VERÖFFENTLICHUNG: Altes in Zeichnungen festgehalten

24.10.2008

SANDE Er selbst hat sein Buch in der endgültigen Form auch noch nicht gesehen: So muss der 82-jährige Walter Schneider am Donnerstag schnell einmal sein Buch durchblättern, bevor es Freunden und Verwandten in der Sander Seniorenresidenz vorgestellt werden kann. Zufrieden reicht er das Endprodukt weiter.

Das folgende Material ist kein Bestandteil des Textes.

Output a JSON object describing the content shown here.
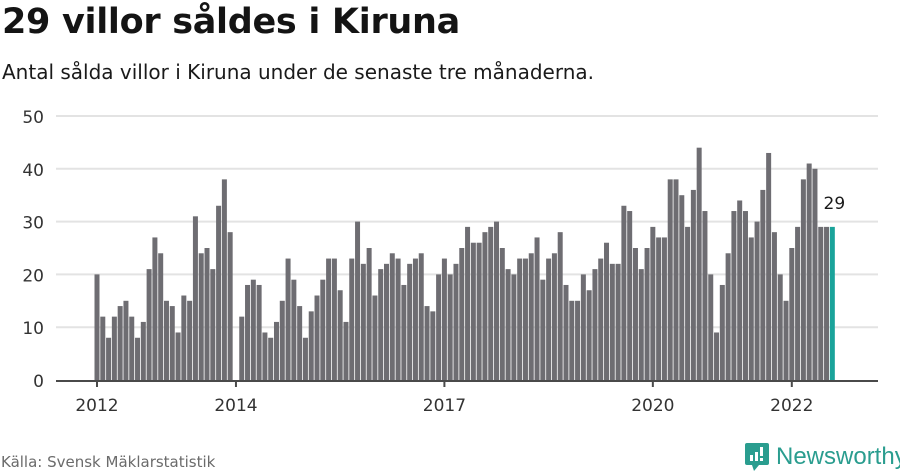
{
  "header": {
    "title": "29 villor såldes i Kiruna",
    "subtitle": "Antal sålda villor i Kiruna under de senaste tre månaderna."
  },
  "footer": {
    "source": "Källa: Svensk Mäklarstatistik",
    "brand": "Newsworthy",
    "brand_icon": "bar-chart-speech-bubble-icon"
  },
  "colors": {
    "bar": "#6e6d72",
    "highlight": "#1aa39a",
    "grid": "#e3e3e3",
    "axis": "#4a4a4a",
    "brand": "#2a9d8f"
  },
  "chart_data": {
    "type": "bar",
    "title": "29 villor såldes i Kiruna",
    "subtitle": "Antal sålda villor i Kiruna under de senaste tre månaderna.",
    "xlabel": "",
    "ylabel": "",
    "ylim": [
      0,
      50
    ],
    "yticks": [
      0,
      10,
      20,
      30,
      40,
      50
    ],
    "xticks": [
      {
        "label": "2012",
        "index": 0
      },
      {
        "label": "2014",
        "index": 24
      },
      {
        "label": "2017",
        "index": 60
      },
      {
        "label": "2020",
        "index": 96
      },
      {
        "label": "2022",
        "index": 120
      }
    ],
    "grid": true,
    "legend": null,
    "start": "2012-01",
    "frequency": "monthly",
    "highlight_last": true,
    "annotation": {
      "text": "29",
      "index": 127
    },
    "values": [
      20,
      12,
      8,
      12,
      14,
      15,
      12,
      8,
      11,
      21,
      27,
      24,
      15,
      14,
      9,
      16,
      15,
      31,
      24,
      25,
      21,
      33,
      38,
      28,
      0,
      12,
      18,
      19,
      18,
      9,
      8,
      11,
      15,
      23,
      19,
      14,
      8,
      13,
      16,
      19,
      23,
      23,
      17,
      11,
      23,
      30,
      22,
      25,
      16,
      21,
      22,
      24,
      23,
      18,
      22,
      23,
      24,
      14,
      13,
      20,
      23,
      20,
      22,
      25,
      29,
      26,
      26,
      28,
      29,
      30,
      25,
      21,
      20,
      23,
      23,
      24,
      27,
      19,
      23,
      24,
      28,
      18,
      15,
      15,
      20,
      17,
      21,
      23,
      26,
      22,
      22,
      33,
      32,
      25,
      21,
      25,
      29,
      27,
      27,
      38,
      38,
      35,
      29,
      36,
      44,
      32,
      20,
      9,
      18,
      24,
      32,
      34,
      32,
      27,
      30,
      36,
      43,
      28,
      20,
      15,
      25,
      29,
      38,
      41,
      40,
      29,
      29,
      29
    ]
  }
}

Einen unterhaltsamen Rundgang durch die Geschichte der Stadt Wilhelmshaven wollte er schreiben – und das ist ihm zweifellos auch gelungen: Von der Gründung der Stadt im Jahr 1853 bis in die Gegenwart schildert der Autor, der in Wilhelmshaven aufgewachsen ist, das Auf und Ab der Entwicklung der Stadt an der Jade. Im Mittelpunkt der Stadtentwicklung steht natürlich die Marine.

Ohne den größten Marinestützpunkt Deutschlands wäre Wilhelmshaven nicht denkbar. Aber Schneider arbeitet auch heraus, wie zwei verlorene Weltkriege im 20. Jahrhundert Rückwirkungen auf die Stadtentwicklung hatten und Stadt und Marine voneinander abhingen.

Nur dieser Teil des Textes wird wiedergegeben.